In the most political of towns, politics has turned it upside down. A member of the Missouri Congressional delegation says simply, “Washington is in chaos right now.”

Southeast Missouri Congresswoman Jo Ann Emerson says the timing might just be perfect for her effort to rein in the Environmental Protection Agency’s power to enforce greenhouse gas emissions.

“Right now, the time could not be better for us to get this bill passed,” Emerson says, referring to the bill she co-sponsors with West-Central Missouri Congressman Ike Skelton, a Democrat.

Timing is everything in legislation, but what does she mean the time could not be better?

“Well, because, I think that we are in a deep breath,” Emerson answers. “We’re in a deep breath situation right now in the Congress. Sometimes, deep breaths are a good thing.”

A deep breath?

“Washington is in chaos right now, pure and simple, because of the election of Scott Brown,” according to Emerson.

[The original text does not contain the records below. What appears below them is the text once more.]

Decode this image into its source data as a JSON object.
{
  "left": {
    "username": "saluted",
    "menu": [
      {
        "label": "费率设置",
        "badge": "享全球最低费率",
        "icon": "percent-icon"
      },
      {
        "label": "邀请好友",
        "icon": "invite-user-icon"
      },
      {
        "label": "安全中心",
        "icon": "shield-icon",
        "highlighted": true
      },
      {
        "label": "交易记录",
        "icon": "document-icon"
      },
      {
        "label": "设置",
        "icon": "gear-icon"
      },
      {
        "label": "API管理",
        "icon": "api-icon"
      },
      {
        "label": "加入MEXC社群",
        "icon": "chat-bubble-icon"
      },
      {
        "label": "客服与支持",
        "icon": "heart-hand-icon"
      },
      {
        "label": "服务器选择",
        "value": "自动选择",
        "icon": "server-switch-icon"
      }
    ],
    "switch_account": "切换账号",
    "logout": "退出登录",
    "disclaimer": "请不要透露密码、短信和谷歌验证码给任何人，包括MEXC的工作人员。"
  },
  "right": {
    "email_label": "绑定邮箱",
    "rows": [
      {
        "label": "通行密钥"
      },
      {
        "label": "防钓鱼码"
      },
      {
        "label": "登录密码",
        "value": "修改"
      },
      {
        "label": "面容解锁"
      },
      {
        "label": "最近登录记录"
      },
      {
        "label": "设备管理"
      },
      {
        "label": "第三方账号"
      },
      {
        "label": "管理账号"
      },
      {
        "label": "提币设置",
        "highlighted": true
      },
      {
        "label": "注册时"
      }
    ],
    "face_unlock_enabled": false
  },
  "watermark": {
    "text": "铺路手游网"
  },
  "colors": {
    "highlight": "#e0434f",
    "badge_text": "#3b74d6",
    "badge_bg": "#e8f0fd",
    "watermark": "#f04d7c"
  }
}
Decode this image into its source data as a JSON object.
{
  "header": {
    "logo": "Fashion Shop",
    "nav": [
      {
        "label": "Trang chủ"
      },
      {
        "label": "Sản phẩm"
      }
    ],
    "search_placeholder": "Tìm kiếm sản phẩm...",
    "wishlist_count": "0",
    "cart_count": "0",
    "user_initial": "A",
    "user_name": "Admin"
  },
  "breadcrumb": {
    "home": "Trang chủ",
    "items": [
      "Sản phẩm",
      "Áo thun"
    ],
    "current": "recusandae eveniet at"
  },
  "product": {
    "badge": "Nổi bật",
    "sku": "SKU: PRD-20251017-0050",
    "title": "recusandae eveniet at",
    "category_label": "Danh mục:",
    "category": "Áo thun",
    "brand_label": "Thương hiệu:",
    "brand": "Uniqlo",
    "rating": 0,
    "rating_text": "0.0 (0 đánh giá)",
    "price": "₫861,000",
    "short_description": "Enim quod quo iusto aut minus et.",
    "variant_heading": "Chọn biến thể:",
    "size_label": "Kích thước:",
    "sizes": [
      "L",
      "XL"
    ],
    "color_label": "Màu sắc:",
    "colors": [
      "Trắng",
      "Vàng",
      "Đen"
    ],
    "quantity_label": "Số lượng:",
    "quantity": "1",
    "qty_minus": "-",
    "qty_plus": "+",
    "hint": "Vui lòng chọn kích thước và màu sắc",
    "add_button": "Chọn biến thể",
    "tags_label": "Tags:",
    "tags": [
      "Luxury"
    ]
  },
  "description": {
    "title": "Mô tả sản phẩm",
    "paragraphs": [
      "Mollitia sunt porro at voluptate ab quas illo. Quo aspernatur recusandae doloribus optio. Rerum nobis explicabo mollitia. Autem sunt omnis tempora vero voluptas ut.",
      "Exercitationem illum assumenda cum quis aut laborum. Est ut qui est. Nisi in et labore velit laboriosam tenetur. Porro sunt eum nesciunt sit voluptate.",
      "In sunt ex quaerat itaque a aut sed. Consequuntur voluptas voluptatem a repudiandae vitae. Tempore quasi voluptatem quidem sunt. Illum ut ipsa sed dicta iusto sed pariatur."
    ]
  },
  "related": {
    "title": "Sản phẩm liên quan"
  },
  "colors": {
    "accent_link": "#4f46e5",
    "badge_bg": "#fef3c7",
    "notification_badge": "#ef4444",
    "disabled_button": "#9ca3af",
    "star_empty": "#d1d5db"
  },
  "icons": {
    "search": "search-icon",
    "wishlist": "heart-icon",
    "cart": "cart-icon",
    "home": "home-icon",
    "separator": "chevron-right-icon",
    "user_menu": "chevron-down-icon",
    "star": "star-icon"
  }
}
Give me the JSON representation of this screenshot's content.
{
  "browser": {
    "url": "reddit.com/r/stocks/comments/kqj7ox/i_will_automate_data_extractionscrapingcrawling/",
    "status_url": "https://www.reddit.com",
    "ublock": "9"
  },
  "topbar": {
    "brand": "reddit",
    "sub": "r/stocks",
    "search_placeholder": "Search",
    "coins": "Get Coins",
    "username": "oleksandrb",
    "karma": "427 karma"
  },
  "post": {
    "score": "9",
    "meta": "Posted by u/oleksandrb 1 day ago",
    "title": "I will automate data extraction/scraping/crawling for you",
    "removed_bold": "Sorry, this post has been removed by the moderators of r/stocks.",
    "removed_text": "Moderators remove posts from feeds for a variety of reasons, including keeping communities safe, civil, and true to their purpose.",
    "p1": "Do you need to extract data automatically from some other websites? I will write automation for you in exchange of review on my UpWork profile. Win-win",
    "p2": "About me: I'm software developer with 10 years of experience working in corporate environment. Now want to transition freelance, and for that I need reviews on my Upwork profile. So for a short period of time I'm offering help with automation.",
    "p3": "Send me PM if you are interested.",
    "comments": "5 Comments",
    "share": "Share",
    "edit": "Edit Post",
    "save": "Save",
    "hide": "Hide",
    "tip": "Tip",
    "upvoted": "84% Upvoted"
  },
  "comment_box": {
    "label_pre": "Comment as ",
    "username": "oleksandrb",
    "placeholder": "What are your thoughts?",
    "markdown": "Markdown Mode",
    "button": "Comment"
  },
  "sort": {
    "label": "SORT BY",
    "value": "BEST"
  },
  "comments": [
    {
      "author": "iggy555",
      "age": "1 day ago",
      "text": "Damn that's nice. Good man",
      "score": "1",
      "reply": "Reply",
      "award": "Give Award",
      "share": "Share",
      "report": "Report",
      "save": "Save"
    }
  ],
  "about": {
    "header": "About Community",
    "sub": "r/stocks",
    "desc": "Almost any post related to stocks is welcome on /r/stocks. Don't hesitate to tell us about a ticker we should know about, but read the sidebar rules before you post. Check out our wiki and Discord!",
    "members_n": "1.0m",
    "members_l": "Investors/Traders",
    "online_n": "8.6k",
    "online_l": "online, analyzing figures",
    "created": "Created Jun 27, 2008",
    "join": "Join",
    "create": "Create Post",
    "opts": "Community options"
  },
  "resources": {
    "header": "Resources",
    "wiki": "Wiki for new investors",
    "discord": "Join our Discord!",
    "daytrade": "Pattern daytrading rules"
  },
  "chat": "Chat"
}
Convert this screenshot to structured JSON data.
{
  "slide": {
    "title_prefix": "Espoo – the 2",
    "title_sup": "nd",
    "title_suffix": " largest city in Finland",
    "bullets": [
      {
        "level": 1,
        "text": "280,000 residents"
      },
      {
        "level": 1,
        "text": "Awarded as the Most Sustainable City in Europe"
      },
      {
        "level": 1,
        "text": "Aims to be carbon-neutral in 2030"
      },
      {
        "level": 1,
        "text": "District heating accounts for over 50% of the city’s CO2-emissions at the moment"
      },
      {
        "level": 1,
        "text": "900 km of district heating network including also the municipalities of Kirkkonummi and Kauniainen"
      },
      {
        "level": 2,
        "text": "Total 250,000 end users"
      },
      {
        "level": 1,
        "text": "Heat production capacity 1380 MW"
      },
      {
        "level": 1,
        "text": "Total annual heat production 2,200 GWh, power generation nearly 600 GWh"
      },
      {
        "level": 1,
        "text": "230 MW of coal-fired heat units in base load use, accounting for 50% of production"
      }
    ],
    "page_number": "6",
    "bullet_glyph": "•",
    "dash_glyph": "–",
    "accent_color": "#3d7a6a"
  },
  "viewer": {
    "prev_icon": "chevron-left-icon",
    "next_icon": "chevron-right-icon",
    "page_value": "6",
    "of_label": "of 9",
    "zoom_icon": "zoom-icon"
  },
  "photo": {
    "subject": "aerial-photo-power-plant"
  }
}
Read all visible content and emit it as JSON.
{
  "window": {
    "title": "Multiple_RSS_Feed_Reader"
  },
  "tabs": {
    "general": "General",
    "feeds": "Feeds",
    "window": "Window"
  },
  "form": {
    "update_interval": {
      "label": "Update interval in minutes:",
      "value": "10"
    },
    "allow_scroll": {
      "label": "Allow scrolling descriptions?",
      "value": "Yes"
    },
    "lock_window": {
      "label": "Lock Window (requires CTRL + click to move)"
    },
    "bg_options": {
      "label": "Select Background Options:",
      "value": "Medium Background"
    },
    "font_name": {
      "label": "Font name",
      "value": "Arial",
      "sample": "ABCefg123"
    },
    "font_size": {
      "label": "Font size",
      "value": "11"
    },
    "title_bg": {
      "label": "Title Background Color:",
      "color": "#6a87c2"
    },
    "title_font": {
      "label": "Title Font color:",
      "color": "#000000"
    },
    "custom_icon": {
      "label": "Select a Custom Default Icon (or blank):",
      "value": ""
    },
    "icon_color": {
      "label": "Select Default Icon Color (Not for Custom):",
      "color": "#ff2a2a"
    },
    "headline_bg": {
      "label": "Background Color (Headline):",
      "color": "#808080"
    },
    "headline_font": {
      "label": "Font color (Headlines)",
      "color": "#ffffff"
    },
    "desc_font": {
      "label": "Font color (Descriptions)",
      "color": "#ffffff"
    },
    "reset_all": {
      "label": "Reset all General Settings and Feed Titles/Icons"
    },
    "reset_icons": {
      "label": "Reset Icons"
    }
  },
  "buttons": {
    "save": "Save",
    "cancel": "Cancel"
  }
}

Emerson, a Republican, says the election to the United States Senate of Republican Scott Brown in the decidedly Democratic state of Massachusetts has shaken Washington to its core and punctured a dominate Democratic majority. Republicans didn’t have the necessary numbers to filibuster Democratic proposals in the United States Senate, which played out most prominently in the health care debate, but affected other legislation as well. The election of Brown gives them the numbers. Emerson sees the election of Brown as an opportunity for Republicans to have more of a say after being silenced in the 2008 elections.